Portfolio Manager's Commentary on Investing and Trading in the U.S. Financial Markets
Tuesday, August 28, 2007
Stocks Sharply Lower into Final Hour on Credit, Housing Worries
BOTTOM LINE: The Portfolio is lower into the final hour on losses in my Computer longs, Semi longs and Retail longs. I added to my (EEM) short and added (IWM)/(QQQQ) hedges today, thus leaving the Portfolio 75% net long. The overall tone of the market is negative today as the advance/decline line is substantially lower, almost every sector is declining and volume is below average. My intraday gauge of investor angst is back to elevated levels.
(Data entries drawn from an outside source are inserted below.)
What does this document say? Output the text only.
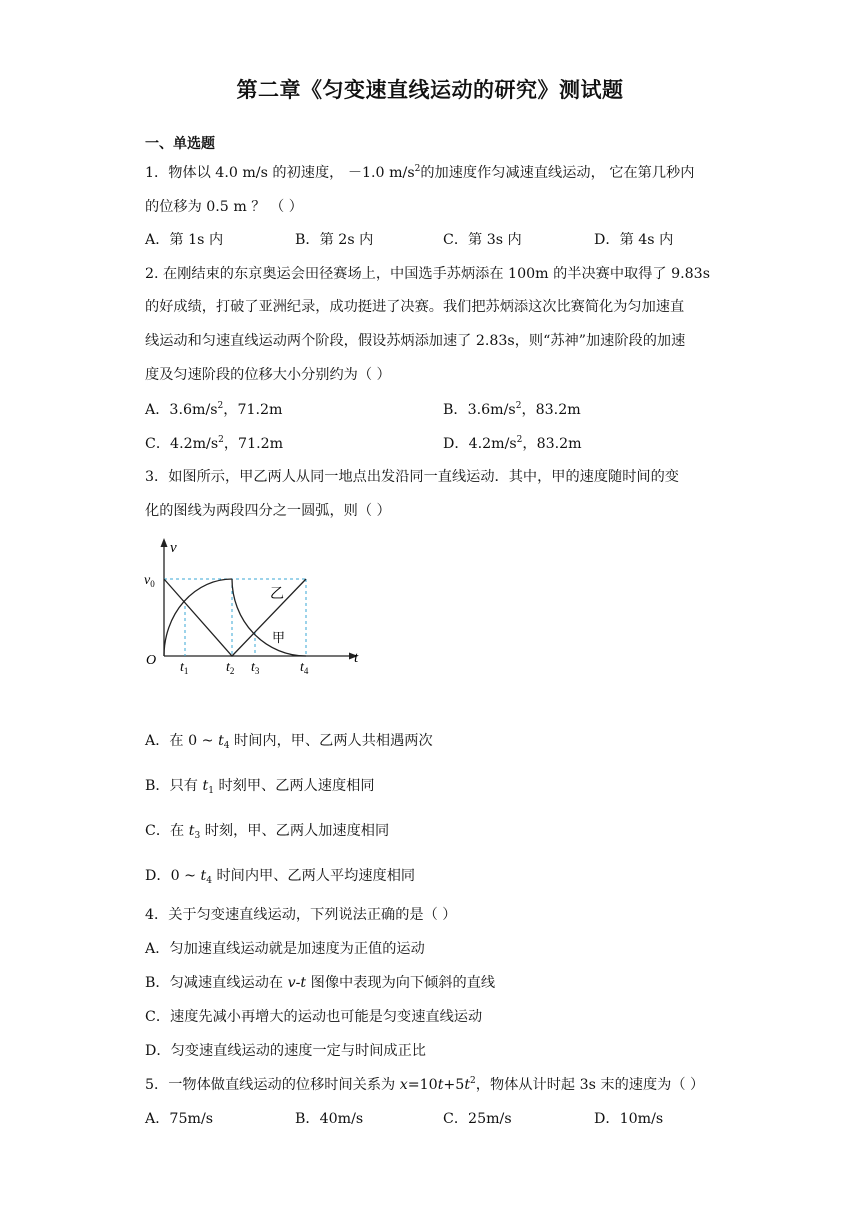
第二章《匀变速直线运动的研究》测试题
一、单选题
1．物体以 4.0 m/s 的初速度， －1.0 $m/s^2$的加速度作匀减速直线运动， 它在第几秒内
的位移为 0.5 m ？ （ ）
A．第 1s 内	B．第 2s 内	C．第 3s 内	D．第 4s 内
2. 在刚结束的东京奥运会田径赛场上，中国选手苏炳添在 100m 的半决赛中取得了 9.83s
的好成绩，打破了亚洲纪录，成功挺进了决赛。我们把苏炳添这次比赛简化为匀加速直
线运动和匀速直线运动两个阶段，假设苏炳添加速了 2.83s，则“苏神”加速阶段的加速
度及匀速阶段的位移大小分别约为（ ）
A．$3.6m/s^2$，71.2m	B．$3.6m/s^2$，83.2m
C．$4.2m/s^2$，71.2m	D．$4.2m/s^2$，83.2m
3．如图所示，甲乙两人从同一地点出发沿同一直线运动．其中，甲的速度随时间的变
化的图线为两段四分之一圆弧，则（ ）
v
t
O
$v_0$
$t_1$	$t_2$ $t_3$	$t_4$
乙
甲
A．在 0 ~ $t_4$ 时间内，甲、乙两人共相遇两次
B．只有 $t_1$ 时刻甲、乙两人速度相同
C．在 $t_3$ 时刻，甲、乙两人加速度相同
D．0 ~ $t_4$ 时间内甲、乙两人平均速度相同
4．关于匀变速直线运动，下列说法正确的是（ ）
A．匀加速直线运动就是加速度为正值的运动
B．匀减速直线运动在 v-t 图像中表现为向下倾斜的直线
C．速度先减小再增大的运动也可能是匀变速直线运动
D．匀变速直线运动的速度一定与时间成正比
5．一物体做直线运动的位移时间关系为 $x=10t+5t^2$，物体从计时起 3s 末的速度为（ ）
A．75m/s	B．40m/s	C．25m/s	D．10m/s
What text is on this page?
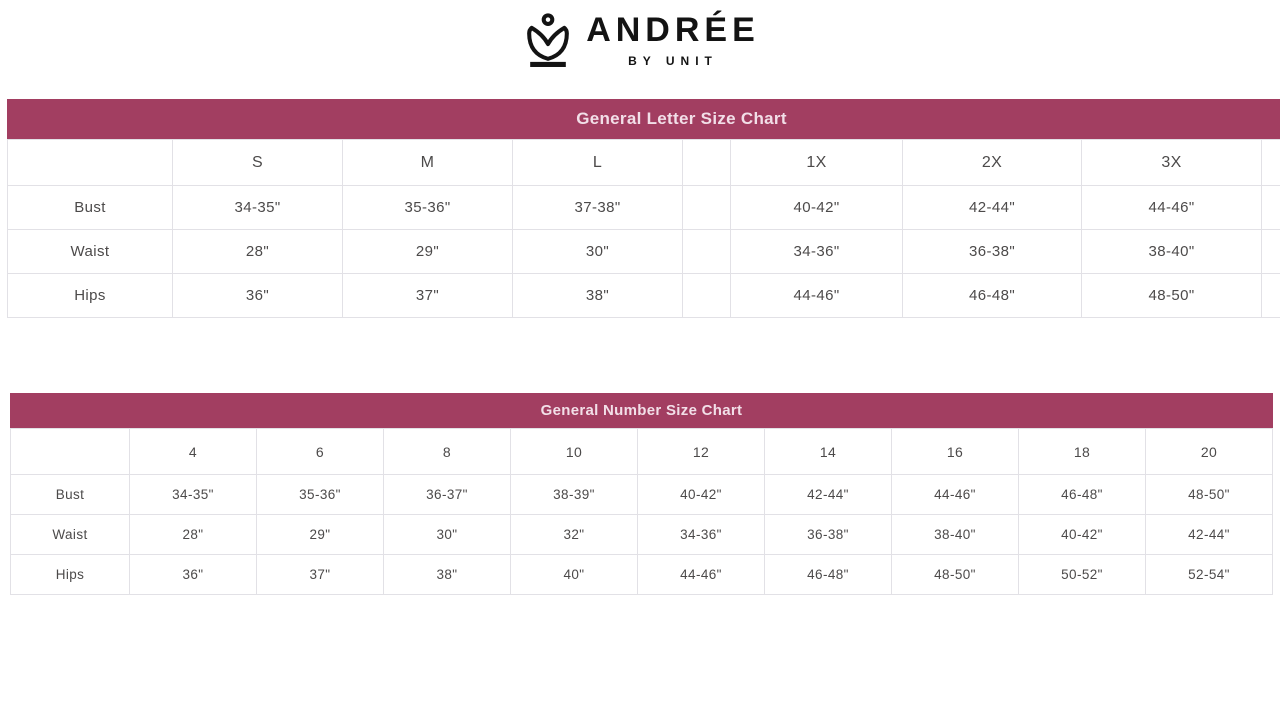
ANDRÉE
BY UNIT
General Letter Size Chart
	S	M	L		1X	2X	3X	
Bust	34-35"	35-36"	37-38"		40-42"	42-44"	44-46"	
Waist	28"	29"	30"		34-36"	36-38"	38-40"	
Hips	36"	37"	38"		44-46"	46-48"	48-50"	
General Number Size Chart
	4	6	8	10	12	14	16	18	20
Bust	34-35"	35-36"	36-37"	38-39"	40-42"	42-44"	44-46"	46-48"	48-50"
Waist	28"	29"	30"	32"	34-36"	36-38"	38-40"	40-42"	42-44"
Hips	36"	37"	38"	40"	44-46"	46-48"	48-50"	50-52"	52-54"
The Case-Shiller Home Price Index fell more than estimates, but to put the home price decline into perspective, home prices are still 50.4% higher over the last five years and up 120.1% over the last 10. The Fed Aug. 7 minutes were just released. They said that growth estimates by staff economists had been cut and that strains in financial markets jeopardized the expansion. Further turmoil might require a response, they said. For the present, they said that the most likely outcome for the economy was continued moderate growth and that the upside risks to inflation remained the most significant policy concern. The Fed also said mortgage loans remained available to most potential borrowers and that the supply of credit to finance real investment did not appear significantly diminished. The market's initial reaction to these comments was slightly negative. I view them as a bit more constructive than anticipated. With the 10-year yield approaching 4.5%, the odds of an imminent rate cut are likely increasing rapidly. The Fed has a lot of firepower available. Recent Fed actions meaningfully improved credit anxieties. I think a fed funds rate cut would help even more. I expect US stocks to trade modestly higher into the close from current levels on short-covering and bargain hunting.